It was the best of plans; it was the worst of plans. Before the House for the summer, a Government desperate to shed its image as a laggard on the environment file introduced two pieces of legislation that would create two new National Parks. The first is an extension of Nahanni Park of the Northwest Territories and will be known as Naatch'ihch'oh National Park. The second is the Rouge National Urban Park.
The Naatch'ihch'oh legislation is well-written and includes a management plan and clear boundaries -- two very important details that one would expect to find in a piece of legislation creating a new National Park. A technical briefing was held for MPs prior to the tabling of the Bill and our questions and concerns were dealt with by Environment Canada officials in a professional a satisfactory manner. In short, proper planning has led to the creation of what will become a great park.
The Rouge National Urban Park bill is a different story, however. The Government tabled the Bill and scheduled the technical briefing for the next week. A quick reading revealed that some essential elements were missing: no boundary description, no park management plan, no ecological integrity clause, and no real plan to deal with the unsustainable farming practices currently happening within the study area.

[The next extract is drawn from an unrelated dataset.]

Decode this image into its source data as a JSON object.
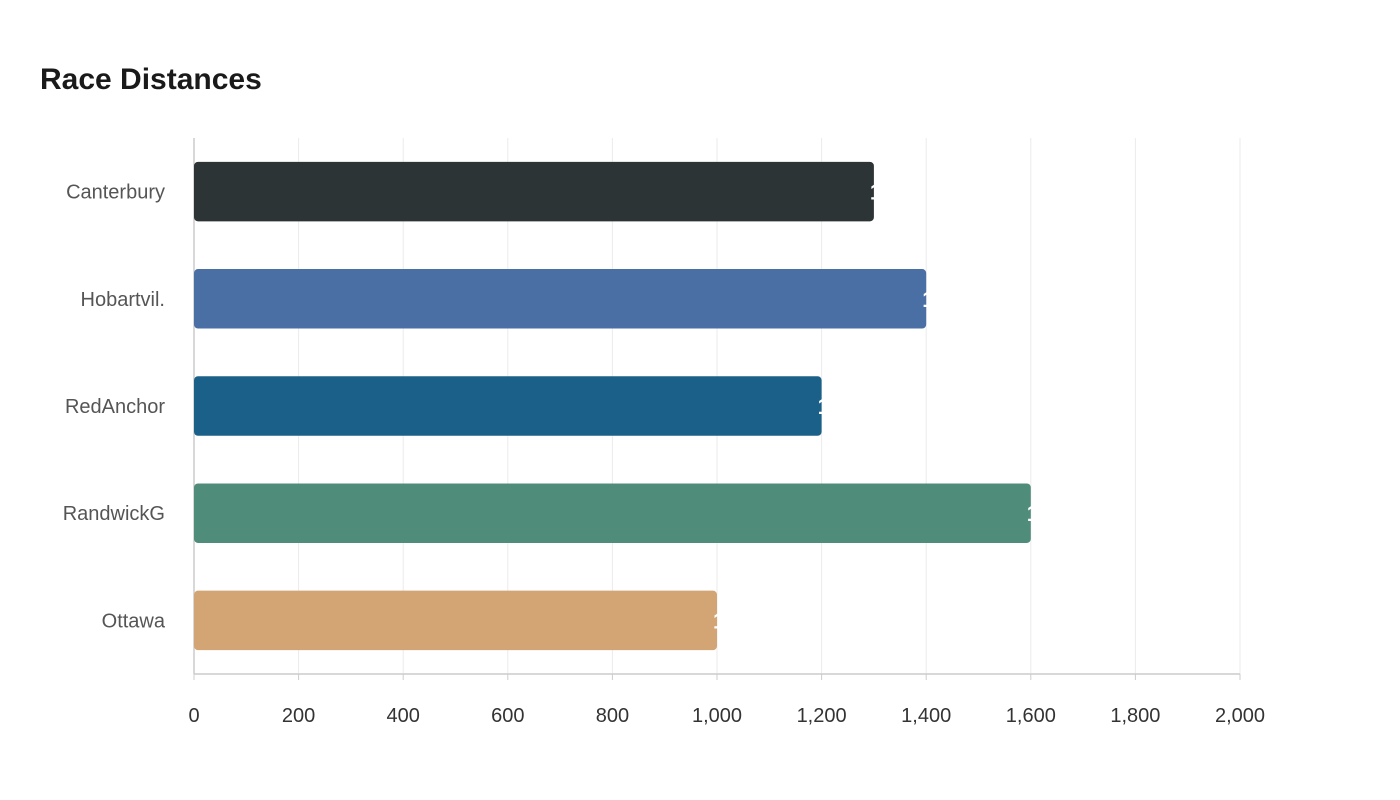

It goes without saying that all MPs on both sides of the House support the creation of the Rouge National Park, but it must be done properly. The Park is very close to my home and I have taken my children and my grandchildren to it often, both in winter and summer. So, I am quite familiar with the land and am very pleased to see that we have moved to the point of presenting legislation. However, the Harper Government™ seems to have a talent for taking potentially good news and turning it into bad.
According to the bill itself, what is actually being incorporated into the park are three little pieces of property in Markham. When asked about this at the technical briefing, the Conservatives said they are negotiating with three or four levels of government, a variety of conservation authorities, and several stakeholders. However, the parliamentary secretary and others say that this is a 58 square kilometre Park -- a dubious assertion in light of recent events.
The Ontario Government is reluctant to turn over its share of the Park, a whopping 22 square kilometres, unless it is satisfied that there is a plan for ecological protection that either meet or exceed current provincial standards. It is worth noting that, in Park bills like the Naatch'ihch'oh, there is a clause calling for
"...a set of ecological integrity objectives and indicators and provisions for resource protection and restoration, zoning, visitor use, public awareness and performance evaluation, which shall be tabled in each House of Parliament."
It is impossible to evaluate the ecological performance of the Park if ecological metrics are not established in the first place. We are left with a very vague clause on page six:
"The Minister must, in the management of the Park, take into consideration the protection of its natural ecosystems and cultural landscapes and the maintenance of its native wildlife and of the health of those ecosystems."
"Take into consideration" is not a plan. Not surprisingly, when the Federal Minister of the Environment goes to the Province of Ontario and says, "we would like your 22 square kilometres included in the Park," The Province says, "show me your plan." The Federal Minister retorts, "trust me." Well, trust me doesn't cut it. Similarly, the Town of Markham, or the City of Toronto, or any other Conservation Authority is going to be asking the same fundamental question and in all likelihood will get the same response: "No plan, no transfer."
If in fact the Harper Government had some ecological or environmental integrity, one might actually say, "Okay, we trust you. You will develop a plan and you will see it through". However, as we know, the Conservative's level of environmental credibility is as about as rock bottom as it gets.
The Park currently supports what is called mono-cultural or industrial farming, and some of those farming practices are in clear contradiction to proper park management functions. At the technical briefing, when the possible use of harmful pesticides, watershed management or sustainable farming practices were raised, a local Conservative member seemed to be more concerned about protecting his constituent's leases than any concern about environmental practices. This hardly inspires confidence.
He made it clear that he did not give a hoot about the bees, the watershed or sustainable farming practices. He wanted the most land at the cheapest price for his constituents without any environmental consideration whatsoever.
This is certainly a tale of two parks. One is the best of plans; the other is the worst of plans. Scarborough deserves a well-managed, sustainable Rouge Park, not a hodgepodge of empty promises and unsustainable farms. The legislation, as it currently stands, is the latter and serves as an insult to the thousands of dedicated volunteer stewards who have worked like the Dickens for decades to make the Park what it is today. We will continue to work like the Dickens to ensure Rouge becomes the Park Scarborough, and indeed the rest of Canada, deserve.